Reviewed by Leofwine_draca 7 / 10

Action sequel is just as good as the first

Fred Williamson returns in the titular role in this follow up to the derivative, low-budget Italian answer to COBRA. This time around, Chicago cop Malone shoots one too many criminals dead, so he's sent to the Philippines to holiday – except he instead gets involved in a kidnap plot involving a valuable bit of micro film and a gang of international terrorists, all when his wallet is stolen at the airport! BLACK COBRA 2 doesn't have one single film to slavishly follow as did the original film in this series, so it's more open and just as fun, with inspiration coming from all over the place. It's still derivative, low budget and cheesy, but boy is it a lot of fun too!

One of the things I enjoyed about this film was the Filipino setting. All the time I see movies shot in the Philippines where the cheap-to-shoot location is used as a stand-in for a more expensive locale: typically Vietnam, but any one of a dozen Asian countries at times.

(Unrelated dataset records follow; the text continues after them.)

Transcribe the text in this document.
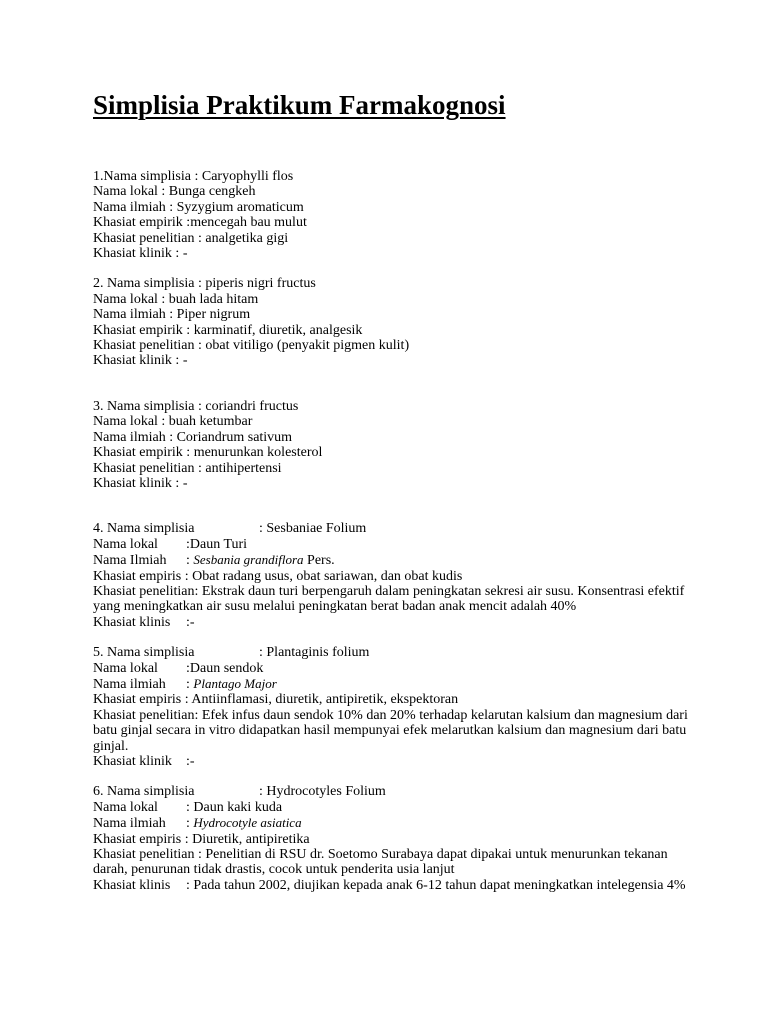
Simplisia Praktikum Farmakognosi
1.Nama simplisia : Caryophylli flos
Nama lokal : Bunga cengkeh
Nama ilmiah : Syzygium aromaticum
Khasiat empirik :mencegah bau mulut
Khasiat penelitian : analgetika gigi
Khasiat klinik : -
2. Nama simplisia : piperis nigri fructus
Nama lokal : buah lada hitam
Nama ilmiah : Piper nigrum
Khasiat empirik : karminatif, diuretik, analgesik
Khasiat penelitian : obat vitiligo (penyakit pigmen kulit)
Khasiat klinik : -
3. Nama simplisia : coriandri fructus
Nama lokal : buah ketumbar
Nama ilmiah : Coriandrum sativum
Khasiat empirik : menurunkan kolesterol
Khasiat penelitian : antihipertensi
Khasiat klinik : -
4. Nama simplisia	: Sesbaniae Folium
Nama lokal :Daun Turi
Nama Ilmiah : Sesbania grandiflora Pers.
Khasiat empiris : Obat radang usus, obat sariawan, dan obat kudis
Khasiat penelitian: Ekstrak daun turi berpengaruh dalam peningkatan sekresi air susu. Konsentrasi efektif yang meningkatkan air susu melalui peningkatan berat badan anak mencit adalah 40%
Khasiat klinis :-
5. Nama simplisia	: Plantaginis folium
Nama lokal :Daun sendok
Nama ilmiah : Plantago Major
Khasiat empiris : Antiinflamasi, diuretik, antipiretik, ekspektoran
Khasiat penelitian: Efek infus daun sendok 10% dan 20% terhadap kelarutan kalsium dan magnesium dari batu ginjal secara in vitro didapatkan hasil mempunyai efek melarutkan kalsium dan magnesium dari batu ginjal.
Khasiat klinik :-
6. Nama simplisia	: Hydrocotyles Folium
Nama lokal : Daun kaki kuda
Nama ilmiah : Hydrocotyle asiatica
Khasiat empiris : Diuretik, antipiretika
Khasiat penelitian : Penelitian di RSU dr. Soetomo Surabaya dapat dipakai untuk menurunkan tekanan darah, penurunan tidak drastis, cocok untuk penderita usia lanjut
Khasiat klinis : Pada tahun 2002, diujikan kepada anak 6-12 tahun dapat meningkatkan intelegensia 4%
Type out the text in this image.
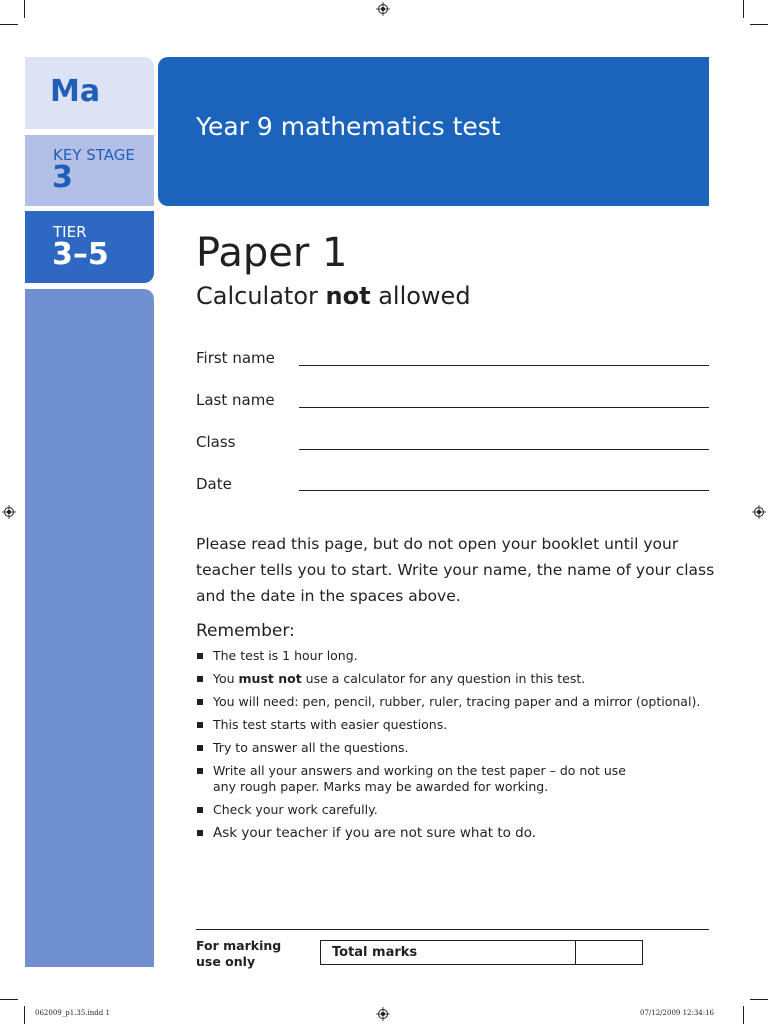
Ma
KEY STAGE
3
TIER
3–5
Year 9 mathematics test
Paper 1
Calculator not allowed
First name
Last name
Class
Date
Please read this page, but do not open your booklet until your teacher tells you to start. Write your name, the name of your class and the date in the spaces above.
Remember:
The test is 1 hour long.
You must not use a calculator for any question in this test.
You will need: pen, pencil, rubber, ruler, tracing paper and a mirror (optional).
This test starts with easier questions.
Try to answer all the questions.
Write all your answers and working on the test paper – do not use
any rough paper. Marks may be awarded for working.
Check your work carefully.
Ask your teacher if you are not sure what to do.
For marking
use only
Total marks
062009_p1.35.indd 1	07/12/2009 12:34:16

Not so BLACK COBRA 2. From the very beginning it makes a virtue of being set in the Philippines, so realism is a little stronger than most. Plus, real-life locations like the Manila Gardens Hotel are able to be put to good use, something we don't usually see.

Much of the fun in this film comes from the 50-odd Fred Williamson, still acting and doing the kind of stunts we'd expect from a man twenty years younger, although a stand-in occasionally replaces him here. Williamson is as hard-assed as ever, with lots of wonderful dialogue and a greater number of hand-to-hand combat situations with the bad guys here than in the first film. As an actor he's more relaxed while at the same time putting in more of an effort than he did in the first. This time he teams up with '70s SPIDER-MAN star Nicholas Hammond, and sparks fly as the two work together in LETHAL WEAPON-style buddy/buddy exchanges. I could have done without Emma Hoagland's extended nightclub routine, but the rest of the cast are stock Filipino extras, including a briefly-seen Mike Monty right at the end. Watch out for the little blond boy whose voice is dubbed by an older woman! While the plot is as nonsensical and non-existent as ever, this film seems to have a greater number of action scenes, all of which are extended. We're re-introduced to Williamson as he puffs and pants, chasing a crim through the Chicago streets before blowing apart his helmet's visor in one cool slow-mo shot. After that it's business as usual, with laboured fist-fights (Williamson's "karate" is a real hoot, all posturing and hot air), gun battles and bloody squib shots everywhere.

I really liked the cheesy action in this film, which goes way over the top; watch out for the extreme slow motion shots of Williamson in a couple of instances, which totally cracked me up. The film's ending seems to have been inspired by DIE HARD, which must have been released around the time of this film. It sees our heroes tackling a high-rise building where terrorists are holding schoolchildren (?!) hostage. With Williamson as the cigar-chomping, leather trousers-wearing indestructible hero, this is pure '80s schlock, nothing more, nothing less. Roll on BLACK COBRA 3, the next release in the surprisingly popular series.